第25話 再び森へ
「あんたどういうt、」
拙者の発言に強い感情を見せる命。しかしそんな命を石竹さんが止める。
「どうしてか聞いてもいいかな?」
石竹さんは、命の言葉を代弁する。
「ガーベラと話をしました。この子は何かに導かれるようにしてあの森を進んでいたそうです。どうしてあの森なのか?何かがあるのか?」
「それを確かめるためにもう1度ガーベラと行きます」
説明している間も命からの冷たい視線が、拙者を鋭く刺していた。
聞き終えた石竹さんの眼が、拙者からガーベラのほうへ移る。
「君はそれでいいのか?ガーベラ」
命の腕の中でガーベラは、首を縦に振った。
「そうか。なら何の問題も無いな」
ガーベラの答えに石竹さんは納得したようで、真剣な表情を崩した。
しかし落ち着いた表情を見せるそんな石竹さんに、命は強く反発し始める。
「正気ですか先生⁉」
「先生だってわかってるでしょ!あの森がどれだけ危険な場所か」
「ああ、理解している」
声を荒げる命に対して冷静に返す石竹さん。
命の異常な反応。拙者たちがいたあの森は、そんなに危険な場所なのか?
「あの森に何があるんですか?」
「あ~まぁ~大げさに言ってるが、まだ調査が終わってない未開拓地ってだけだ」
「なんだそうなんですね」
彼女が怒るくらいだから何があるのかと思えばそんなことかっと拙者はホッと胸を撫でおろした。しかしその直後、
「森に入った人間の3割は帰ってきてないってだけだ」
いっきに血の気が引くようなヤバイ言葉が聞こえて来た。とは言え、ガーベラのためにも行かないなんて選択しはもう拙者の中には無い。
「それでも拙者たちは行きます」
拙者と石竹さん。お互いが眼を合わせる。
そんな2人に対して、命は何も言えなくなったのか?ただ黙っていた。
「あ、あれ使ってけ」
「あれ?」
準備を終え、屋敷の前で待っていると石竹さんが、あるものを押してきた。
「これは?」
「家で使ってる旧式のバイクだ」
白いフレームの所々に錆があるそのバイク。ハンドル部分には、小さな液晶が付いた機械が装備されていた。
石竹さんが機械の操作を始める。
「えーと、これをこうして」
「運転出来ませんよ拙者」
バイクを目にして拙者が、そう伝える。
「大丈夫だ。自動操縦にしてある。…うし、OK」
そう返しつつ、石竹さんは操作を終える。
拙者は、石竹さんに促されるままバイクへ跨る。そして拙者の後ろにガーベラを乗せ、ベルトを閉める。
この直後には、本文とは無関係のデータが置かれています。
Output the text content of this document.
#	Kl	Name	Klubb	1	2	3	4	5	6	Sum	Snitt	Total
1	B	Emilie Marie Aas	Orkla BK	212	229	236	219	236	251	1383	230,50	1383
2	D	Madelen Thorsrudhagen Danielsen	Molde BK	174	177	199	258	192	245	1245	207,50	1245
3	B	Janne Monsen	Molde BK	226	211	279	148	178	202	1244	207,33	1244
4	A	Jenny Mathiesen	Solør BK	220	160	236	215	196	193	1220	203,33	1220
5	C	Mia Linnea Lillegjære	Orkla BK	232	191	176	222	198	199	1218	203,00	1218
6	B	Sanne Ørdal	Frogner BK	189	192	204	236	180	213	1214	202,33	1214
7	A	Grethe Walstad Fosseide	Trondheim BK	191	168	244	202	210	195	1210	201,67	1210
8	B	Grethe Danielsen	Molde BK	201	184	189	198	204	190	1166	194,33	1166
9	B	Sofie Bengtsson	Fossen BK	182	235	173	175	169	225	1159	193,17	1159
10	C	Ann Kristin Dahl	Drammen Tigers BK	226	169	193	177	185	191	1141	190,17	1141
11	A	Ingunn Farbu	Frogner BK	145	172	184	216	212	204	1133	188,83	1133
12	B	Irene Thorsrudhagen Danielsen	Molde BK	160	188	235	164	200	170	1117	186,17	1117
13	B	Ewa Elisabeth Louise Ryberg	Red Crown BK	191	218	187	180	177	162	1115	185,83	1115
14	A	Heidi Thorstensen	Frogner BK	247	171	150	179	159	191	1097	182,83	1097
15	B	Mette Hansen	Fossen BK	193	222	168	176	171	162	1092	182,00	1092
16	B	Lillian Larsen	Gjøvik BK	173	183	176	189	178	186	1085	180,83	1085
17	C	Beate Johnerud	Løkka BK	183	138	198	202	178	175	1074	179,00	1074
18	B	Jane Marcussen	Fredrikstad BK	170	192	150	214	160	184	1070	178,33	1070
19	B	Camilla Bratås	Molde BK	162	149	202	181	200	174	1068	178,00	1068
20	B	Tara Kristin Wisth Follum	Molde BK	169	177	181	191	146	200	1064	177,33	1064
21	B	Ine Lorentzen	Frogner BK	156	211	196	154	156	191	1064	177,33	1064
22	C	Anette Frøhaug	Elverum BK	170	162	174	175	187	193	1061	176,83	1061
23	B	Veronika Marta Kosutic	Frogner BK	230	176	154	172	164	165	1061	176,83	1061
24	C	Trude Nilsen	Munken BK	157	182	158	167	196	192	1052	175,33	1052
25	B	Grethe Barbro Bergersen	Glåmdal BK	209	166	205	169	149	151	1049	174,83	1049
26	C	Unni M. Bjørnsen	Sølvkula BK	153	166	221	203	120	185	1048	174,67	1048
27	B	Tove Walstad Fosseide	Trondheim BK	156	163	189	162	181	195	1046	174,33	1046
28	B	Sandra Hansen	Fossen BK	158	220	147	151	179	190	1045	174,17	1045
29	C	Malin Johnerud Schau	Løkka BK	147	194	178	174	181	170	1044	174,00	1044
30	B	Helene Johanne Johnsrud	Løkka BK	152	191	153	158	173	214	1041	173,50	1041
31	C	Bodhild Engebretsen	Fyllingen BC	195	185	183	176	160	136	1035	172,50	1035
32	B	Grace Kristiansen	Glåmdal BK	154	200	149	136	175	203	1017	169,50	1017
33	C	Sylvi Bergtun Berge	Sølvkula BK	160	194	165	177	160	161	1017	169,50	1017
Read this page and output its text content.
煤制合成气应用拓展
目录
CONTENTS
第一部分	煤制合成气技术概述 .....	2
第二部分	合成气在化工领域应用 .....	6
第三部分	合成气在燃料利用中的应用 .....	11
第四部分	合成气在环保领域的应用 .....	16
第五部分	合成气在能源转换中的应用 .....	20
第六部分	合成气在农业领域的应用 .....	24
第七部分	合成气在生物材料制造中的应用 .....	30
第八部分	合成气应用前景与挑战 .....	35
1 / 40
「十数分くらいで森に着くだろう。着いたら自動的にベルトも外れるようになってるから。あとハンドルは握っとけよ」
「はい!ありがとうございます」
「あとこれな」
石竹さんがポケットから取り出した小さなカプセルを受け取る。
「これは?」
「試作品の回復薬だ」
なんかすっごいRPGとかで聞いたことあるようなものが出て来た。
「え、回復薬?」
「試しに使ってみてくれ」
そう言いながら石竹さんが拙者にぐっとサインしてくる。
カプセルに視線を向けつつそれに対する少しの不安が心の中に生まれた。
「軽いノリはこれくらいで、最後に1つこれだけ伝えておく」
石竹さんの眼から真剣さが現れた。
彼の眼を見て、拙者はその言葉に耳を傾ける。